The subjects were 12 patients harboring brain metastases. Age: 52-83. Performance status: 0-3. The primary sites were lung (10) and breast (2). Whole brain, partial brain, and stereotactic radiotherapy (WBRT, PBRT and SRT) were delivered to 9, 1 and 2, respectively. As to previous treatment, 2 were irradiated more than 1 year ago, one by stereotactic radiosurgery and the other by prophylactic WBRT. Before and 2-4 months after radiotherapy, if possible, MRI, brain perfusion SPECT/ 3D-SSP and mini-mental state examination (MMSE) were performed.
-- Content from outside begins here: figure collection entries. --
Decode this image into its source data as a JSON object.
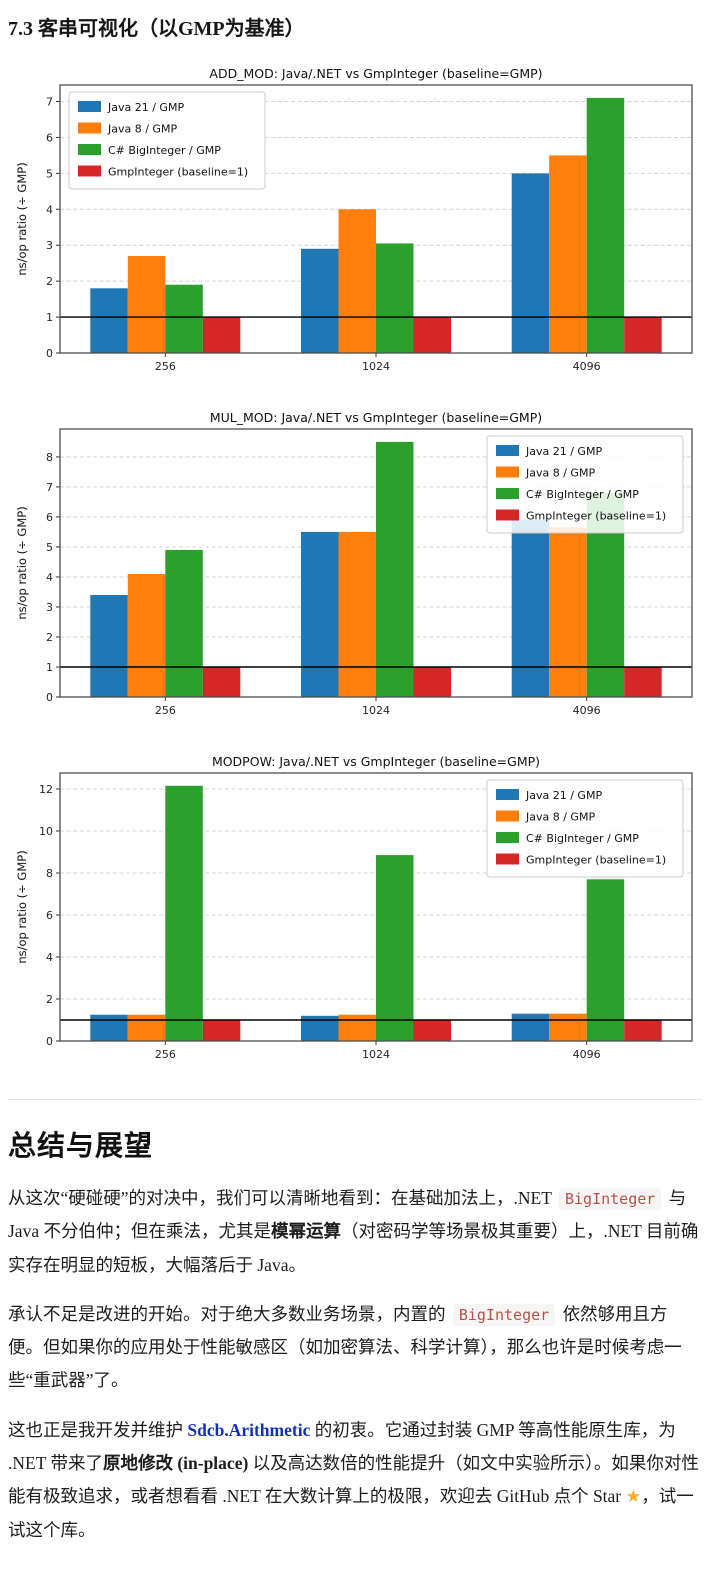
{
  "page": {
    "section_heading": "7.3 客串可视化（以GMP为基准）",
    "summary_heading": "总结与展望"
  },
  "colors": {
    "series_blue": "#1f77b4",
    "series_orange": "#ff7f0e",
    "series_green": "#2ca02c",
    "series_red": "#d62728",
    "baseline_line": "#000000",
    "grid": "#d4d4d4",
    "code_text": "#b5524c",
    "link": "#1230bd",
    "star": "#f3b11b"
  },
  "chart_data": [
    {
      "type": "bar",
      "title": "ADD_MOD: Java/.NET vs GmpInteger (baseline=GMP)",
      "xlabel": "",
      "ylabel": "ns/op ratio (÷ GMP)",
      "categories": [
        "256",
        "1024",
        "4096"
      ],
      "series": [
        {
          "name": "Java 21 / GMP",
          "color": "#1f77b4",
          "values": [
            1.8,
            2.9,
            5.0
          ]
        },
        {
          "name": "Java 8 / GMP",
          "color": "#ff7f0e",
          "values": [
            2.7,
            4.0,
            5.5
          ]
        },
        {
          "name": "C# BigInteger / GMP",
          "color": "#2ca02c",
          "values": [
            1.9,
            3.05,
            7.1
          ]
        },
        {
          "name": "GmpInteger (baseline=1)",
          "color": "#d62728",
          "values": [
            1.0,
            1.0,
            1.0
          ]
        }
      ],
      "ylim": [
        0,
        7.46
      ],
      "yticks": [
        0,
        1,
        2,
        3,
        4,
        5,
        6,
        7
      ],
      "baseline_y": 1,
      "grid": "dashed",
      "legend_position": "top-left"
    },
    {
      "type": "bar",
      "title": "MUL_MOD: Java/.NET vs GmpInteger (baseline=GMP)",
      "xlabel": "",
      "ylabel": "ns/op ratio (÷ GMP)",
      "categories": [
        "256",
        "1024",
        "4096"
      ],
      "series": [
        {
          "name": "Java 21 / GMP",
          "color": "#1f77b4",
          "values": [
            3.4,
            5.5,
            5.9
          ]
        },
        {
          "name": "Java 8 / GMP",
          "color": "#ff7f0e",
          "values": [
            4.1,
            5.5,
            5.65
          ]
        },
        {
          "name": "C# BigInteger / GMP",
          "color": "#2ca02c",
          "values": [
            4.9,
            8.5,
            6.8
          ]
        },
        {
          "name": "GmpInteger (baseline=1)",
          "color": "#d62728",
          "values": [
            1.0,
            1.0,
            1.0
          ]
        }
      ],
      "ylim": [
        0,
        8.93
      ],
      "yticks": [
        0,
        1,
        2,
        3,
        4,
        5,
        6,
        7,
        8
      ],
      "baseline_y": 1,
      "grid": "dashed",
      "legend_position": "top-right"
    },
    {
      "type": "bar",
      "title": "MODPOW: Java/.NET vs GmpInteger (baseline=GMP)",
      "xlabel": "",
      "ylabel": "ns/op ratio (÷ GMP)",
      "categories": [
        "256",
        "1024",
        "4096"
      ],
      "series": [
        {
          "name": "Java 21 / GMP",
          "color": "#1f77b4",
          "values": [
            1.25,
            1.2,
            1.3
          ]
        },
        {
          "name": "Java 8 / GMP",
          "color": "#ff7f0e",
          "values": [
            1.25,
            1.25,
            1.3
          ]
        },
        {
          "name": "C# BigInteger / GMP",
          "color": "#2ca02c",
          "values": [
            12.15,
            8.85,
            7.7
          ]
        },
        {
          "name": "GmpInteger (baseline=1)",
          "color": "#d62728",
          "values": [
            1.0,
            1.0,
            1.0
          ]
        }
      ],
      "ylim": [
        0,
        12.76
      ],
      "yticks": [
        0,
        2,
        4,
        6,
        8,
        10,
        12
      ],
      "baseline_y": 1,
      "grid": "dashed",
      "legend_position": "top-right"
    }
  ],
  "paragraphs": [
    [
      {
        "text": "从这次“硬碰硬”的对决中，我们可以清晰地看到：在基础加法上，.NET "
      },
      {
        "text": "BigInteger",
        "style": "code"
      },
      {
        "text": " 与 Java 不分伯仲；但在乘法，尤其是"
      },
      {
        "text": "模幂运算",
        "style": "bold"
      },
      {
        "text": "（对密码学等场景极其重要）上，.NET 目前确实存在明显的短板，大幅落后于 Java。"
      }
    ],
    [
      {
        "text": "承认不足是改进的开始。对于绝大多数业务场景，内置的 "
      },
      {
        "text": "BigInteger",
        "style": "code"
      },
      {
        "text": " 依然够用且方便。但如果你的应用处于性能敏感区（如加密算法、科学计算），那么也许是时候考虑一些“重武器”了。"
      }
    ],
    [
      {
        "text": "这也正是我开发并维护 "
      },
      {
        "text": "Sdcb.Arithmetic",
        "style": "link",
        "name": "sdcb-arithmetic-link"
      },
      {
        "text": " 的初衷。它通过封装 GMP 等高性能原生库，为 .NET 带来了"
      },
      {
        "text": "原地修改 (in-place)",
        "style": "bold"
      },
      {
        "text": " 以及高达数倍的性能提升（如文中实验所示）。如果你对性能有极致追求，或者想看看 .NET 在大数计算上的极限，欢迎去 GitHub 点个 Star "
      },
      {
        "text": "★",
        "style": "star",
        "name": "star-icon"
      },
      {
        "text": "，试一试这个库。"
      }
    ]
  ]
}
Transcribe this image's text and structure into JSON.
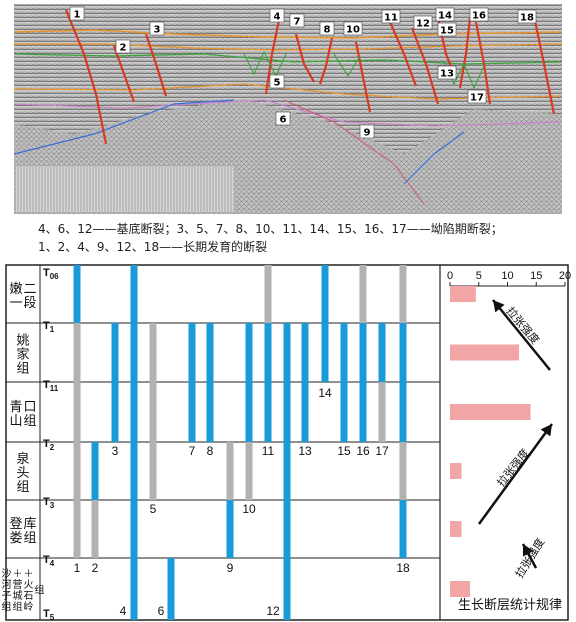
{
  "seismic": {
    "fault_labels": [
      "1",
      "2",
      "3",
      "4",
      "5",
      "6",
      "7",
      "8",
      "9",
      "10",
      "11",
      "12",
      "13",
      "14",
      "15",
      "16",
      "17",
      "18"
    ]
  },
  "captions": {
    "line1": "4、6、12——基底断裂；3、5、7、8、10、11、14、15、16、17——坳陷期断裂；",
    "line2": "1、2、4、9、12、18——长期发育的断裂"
  },
  "chart": {
    "formations": [
      "嫩一二段",
      "姚家组",
      "青山口组",
      "泉头组",
      "登娄库组",
      "沙河子组＋营城组＋火石岭组"
    ],
    "horizons": [
      "T06",
      "T1",
      "T11",
      "T2",
      "T3",
      "T4",
      "T5"
    ],
    "fault_numbers": [
      "1",
      "2",
      "3",
      "4",
      "5",
      "6",
      "7",
      "8",
      "9",
      "10",
      "11",
      "12",
      "13",
      "14",
      "15",
      "16",
      "17",
      "18"
    ],
    "stat_axis": {
      "ticks": [
        "0",
        "5",
        "10",
        "15",
        "20"
      ],
      "min": 0,
      "max": 20
    },
    "bar_values": [
      4.5,
      12,
      14,
      2,
      2,
      3.5
    ],
    "arrow_labels": [
      "拉张强度",
      "拉张强度",
      "拉张强度"
    ],
    "footer": "生长断层统计规律",
    "colors": {
      "active": "#1a9ad6",
      "inactive": "#b2b2b2",
      "bar": "#f2a5a5",
      "arrow": "#111111"
    }
  }
}
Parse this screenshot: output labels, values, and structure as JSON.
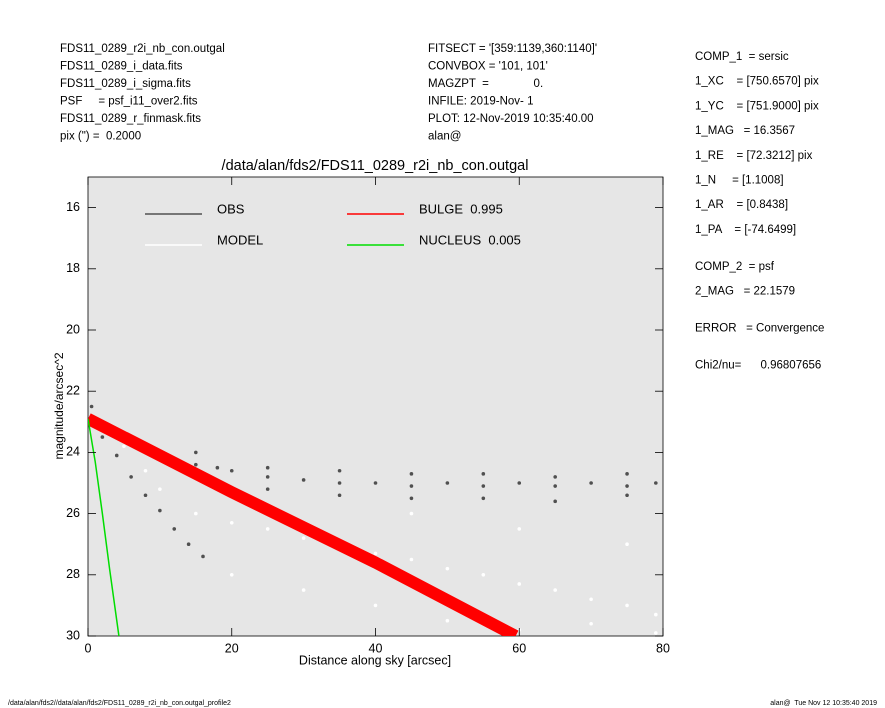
{
  "header": {
    "left": [
      "FDS11_0289_r2i_nb_con.outgal",
      "FDS11_0289_i_data.fits",
      "FDS11_0289_i_sigma.fits",
      "PSF     = psf_i11_over2.fits",
      "FDS11_0289_r_finmask.fits",
      "pix (\") =  0.2000"
    ],
    "middle": [
      "FITSECT = '[359:1139,360:1140]'",
      "CONVBOX = '101, 101'",
      "MAGZPT  =              0.",
      "INFILE: 2019-Nov- 1",
      "PLOT: 12-Nov-2019 10:35:40.00",
      "alan@"
    ]
  },
  "params": [
    [
      "COMP_1  = sersic",
      "1_XC    = [750.6570] pix",
      "1_YC    = [751.9000] pix",
      "1_MAG   = 16.3567",
      "1_RE    = [72.3212] pix",
      "1_N     = [1.1008]",
      "1_AR    = [0.8438]",
      "1_PA    = [-74.6499]"
    ],
    [
      "COMP_2  = psf",
      "2_MAG   = 22.1579"
    ],
    [
      "ERROR   = Convergence"
    ],
    [
      "Chi2/nu=      0.96807656"
    ]
  ],
  "footer": {
    "left": "/data/alan/fds2//data/alan/fds2/FDS11_0289_r2i_nb_con.outgal_profile2",
    "right": "alan@  Tue Nov 12 10:35:40 2019"
  },
  "chart_data": {
    "type": "scatter",
    "title": "/data/alan/fds2/FDS11_0289_r2i_nb_con.outgal",
    "x_label": "Distance along sky [arcsec]",
    "y_label": "magnitude/arcsec^2",
    "xlim": [
      0,
      80
    ],
    "xticks": [
      0,
      20,
      40,
      60,
      80
    ],
    "ylim": [
      30,
      15
    ],
    "yticks": [
      16,
      18,
      20,
      22,
      24,
      26,
      28,
      30
    ],
    "series": [
      {
        "name": "OBS",
        "color": "#505050",
        "mode": "markers",
        "x": [
          0.5,
          1,
          2,
          3,
          4,
          5,
          6,
          8,
          10,
          12,
          15,
          18,
          20,
          25,
          30,
          35,
          40,
          45,
          50,
          55,
          60,
          65,
          70,
          75,
          79,
          2,
          4,
          6,
          8,
          10,
          12,
          14,
          16,
          15,
          25,
          35,
          45,
          55,
          65,
          75,
          15,
          25,
          35,
          45,
          55,
          65,
          75
        ],
        "values": [
          22.5,
          22.9,
          23.1,
          23.3,
          23.4,
          23.6,
          23.7,
          23.9,
          24.0,
          24.2,
          24.4,
          24.5,
          24.6,
          24.8,
          24.9,
          25.0,
          25.0,
          25.1,
          25.0,
          25.1,
          25.0,
          25.1,
          25.0,
          25.1,
          25.0,
          23.5,
          24.1,
          24.8,
          25.4,
          25.9,
          26.5,
          27.0,
          27.4,
          24.0,
          24.5,
          24.6,
          24.7,
          24.7,
          24.8,
          24.7,
          24.8,
          25.2,
          25.4,
          25.5,
          25.5,
          25.6,
          25.4
        ]
      },
      {
        "name": "MODEL",
        "color": "#ffffff",
        "mode": "markers",
        "x": [
          3,
          5,
          8,
          10,
          15,
          20,
          25,
          30,
          35,
          40,
          45,
          50,
          55,
          60,
          65,
          70,
          75,
          79,
          20,
          30,
          40,
          50,
          60,
          70,
          79,
          45,
          60,
          75
        ],
        "values": [
          23.3,
          23.8,
          24.6,
          25.2,
          26.0,
          26.3,
          26.5,
          26.8,
          27.0,
          27.3,
          27.5,
          27.8,
          28.0,
          28.3,
          28.5,
          28.8,
          29.0,
          29.3,
          28.0,
          28.5,
          29.0,
          29.5,
          29.8,
          29.6,
          29.9,
          26.0,
          26.5,
          27.0
        ]
      },
      {
        "name": "BULGE  0.995",
        "color": "#ff0000",
        "mode": "band",
        "x": [
          0,
          20,
          40,
          59.5
        ],
        "values": [
          22.9,
          25.3,
          27.6,
          30
        ]
      },
      {
        "name": "NUCLEUS  0.005",
        "color": "#00dd00",
        "mode": "line",
        "x": [
          0,
          1,
          2,
          3,
          4.3
        ],
        "values": [
          22.9,
          24.3,
          26,
          27.8,
          30
        ]
      }
    ]
  }
}
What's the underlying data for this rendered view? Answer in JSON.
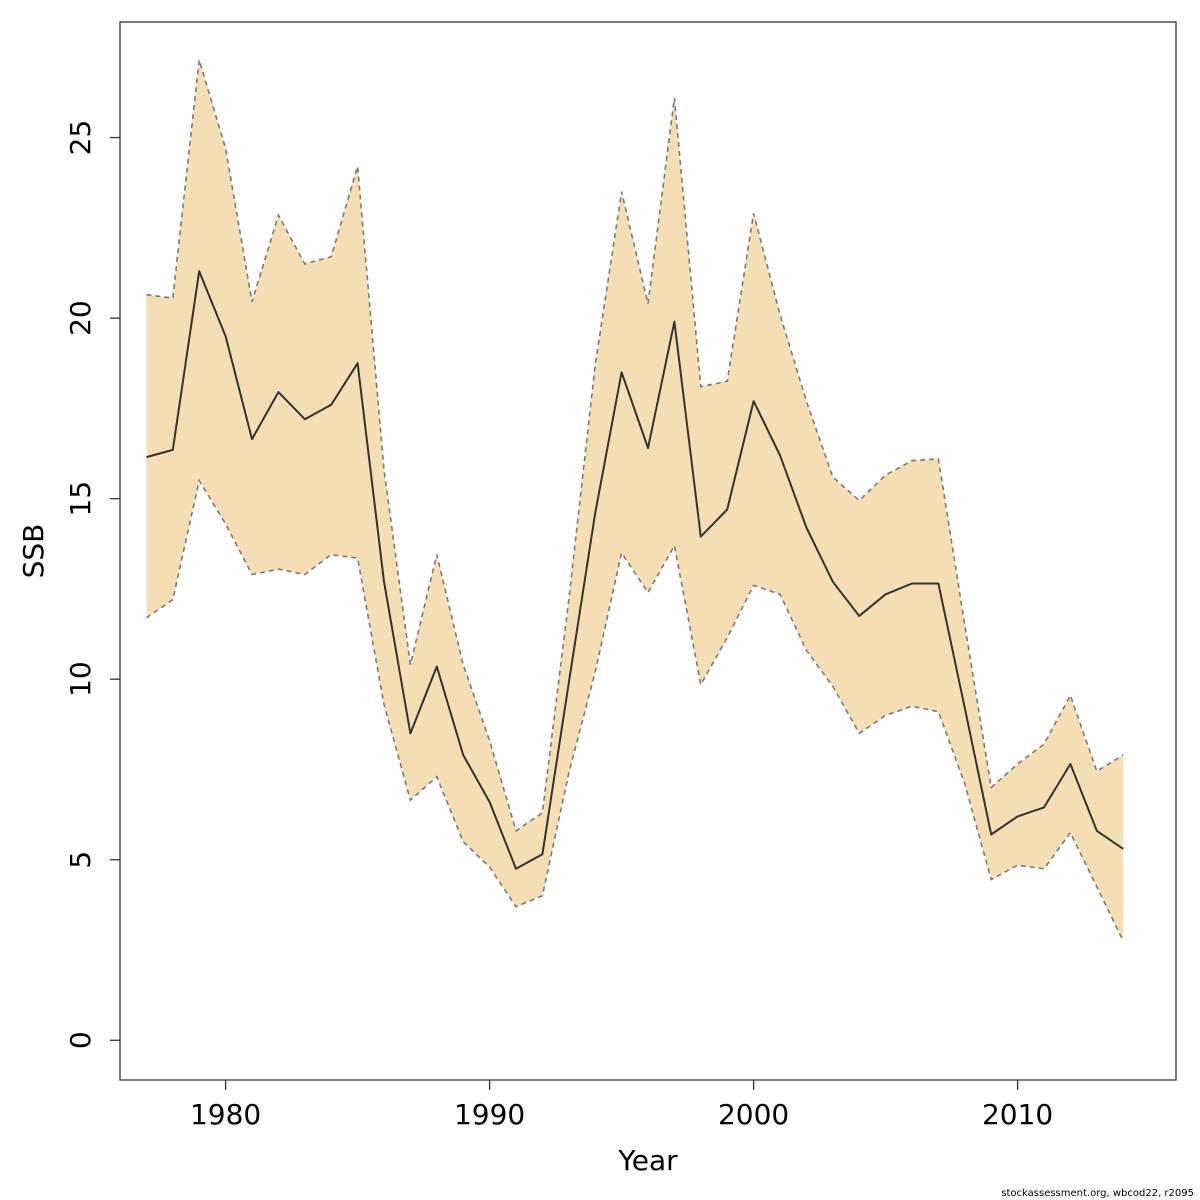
{
  "chart_data": {
    "type": "area",
    "title": "",
    "xlabel": "Year",
    "ylabel": "SSB",
    "xlim": [
      1976,
      2016
    ],
    "ylim": [
      -1.1,
      28.2
    ],
    "x_ticks": [
      1980,
      1990,
      2000,
      2010
    ],
    "y_ticks": [
      0,
      5,
      10,
      15,
      20,
      25
    ],
    "grid": false,
    "legend": "none",
    "footer": "stockassessment.org, wbcod22, r2095",
    "colors": {
      "band_fill": "#f5deb3",
      "band_edge": "#7a7a7a",
      "line": "#333333",
      "box": "#333333"
    },
    "x": [
      1977,
      1978,
      1979,
      1980,
      1981,
      1982,
      1983,
      1984,
      1985,
      1986,
      1987,
      1988,
      1989,
      1990,
      1991,
      1992,
      1993,
      1994,
      1995,
      1996,
      1997,
      1998,
      1999,
      2000,
      2001,
      2002,
      2003,
      2004,
      2005,
      2006,
      2007,
      2008,
      2009,
      2010,
      2011,
      2012,
      2013,
      2014
    ],
    "series": [
      {
        "role": "estimate",
        "values": [
          16.15,
          16.35,
          21.3,
          19.5,
          16.65,
          17.95,
          17.2,
          17.6,
          18.75,
          12.7,
          8.5,
          10.35,
          7.9,
          6.6,
          4.75,
          5.15,
          9.9,
          14.6,
          18.5,
          16.4,
          19.9,
          13.95,
          14.7,
          17.7,
          16.2,
          14.2,
          12.7,
          11.75,
          12.35,
          12.65,
          12.65,
          9.2,
          5.7,
          6.2,
          6.45,
          7.65,
          5.8,
          5.3
        ]
      },
      {
        "role": "upper",
        "values": [
          20.65,
          20.55,
          27.15,
          24.7,
          20.45,
          22.85,
          21.5,
          21.7,
          24.2,
          15.8,
          10.4,
          13.45,
          10.4,
          8.3,
          5.8,
          6.3,
          12.2,
          18.7,
          23.5,
          20.4,
          26.1,
          18.1,
          18.25,
          22.9,
          20.1,
          17.7,
          15.6,
          14.95,
          15.65,
          16.05,
          16.1,
          11.5,
          7.0,
          7.65,
          8.2,
          9.55,
          7.45,
          7.9
        ]
      },
      {
        "role": "lower",
        "values": [
          11.7,
          12.2,
          15.5,
          14.3,
          12.9,
          13.05,
          12.9,
          13.45,
          13.35,
          9.3,
          6.65,
          7.3,
          5.5,
          4.8,
          3.7,
          4.0,
          7.4,
          10.2,
          13.5,
          12.4,
          13.7,
          9.85,
          11.15,
          12.6,
          12.35,
          10.8,
          9.8,
          8.5,
          9.0,
          9.25,
          9.1,
          7.1,
          4.45,
          4.85,
          4.75,
          5.75,
          4.25,
          2.75
        ]
      }
    ]
  }
}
1) Regional cerebral blood flow (rCBF) decreased in the areas including tumor and perifocal edema, though often undetectable for small tumors. 2) Previous treatment did not lead to apparently decreased rCBF. 3) The MMSE scores before treatment were 25/30 or more for 10, except for 2, one with 19/30 and the other who rejected the examination. 4) For 6, analyses by 3D-SSP and MMSE were serially performed. Two of the 4 who received WBRT showed decreased rCBF, diffusely distributed, as well as decreased MMSE score (<24/30). The remnant 2 showed no changes for both. On the other hand, one who received PBRT showed decreased rCBF, consistent with the beam lay-out, but the MMSE score was maintained more than 25/30. The other who received SRT showed no change in rCBF, but the MMSE score decreased from 26 to 21/30. In this case, a part of radiation beams passed through bilateral hippocampi.


Radiotherapy appeared to have a risk to decrease rCBF, which could be detected by 3D-SSP analysis. However, the influence on brain/ neurocognitive function was clinically varied and complicated.

Clinical trial identification


All authors have declared no conflicts of interest.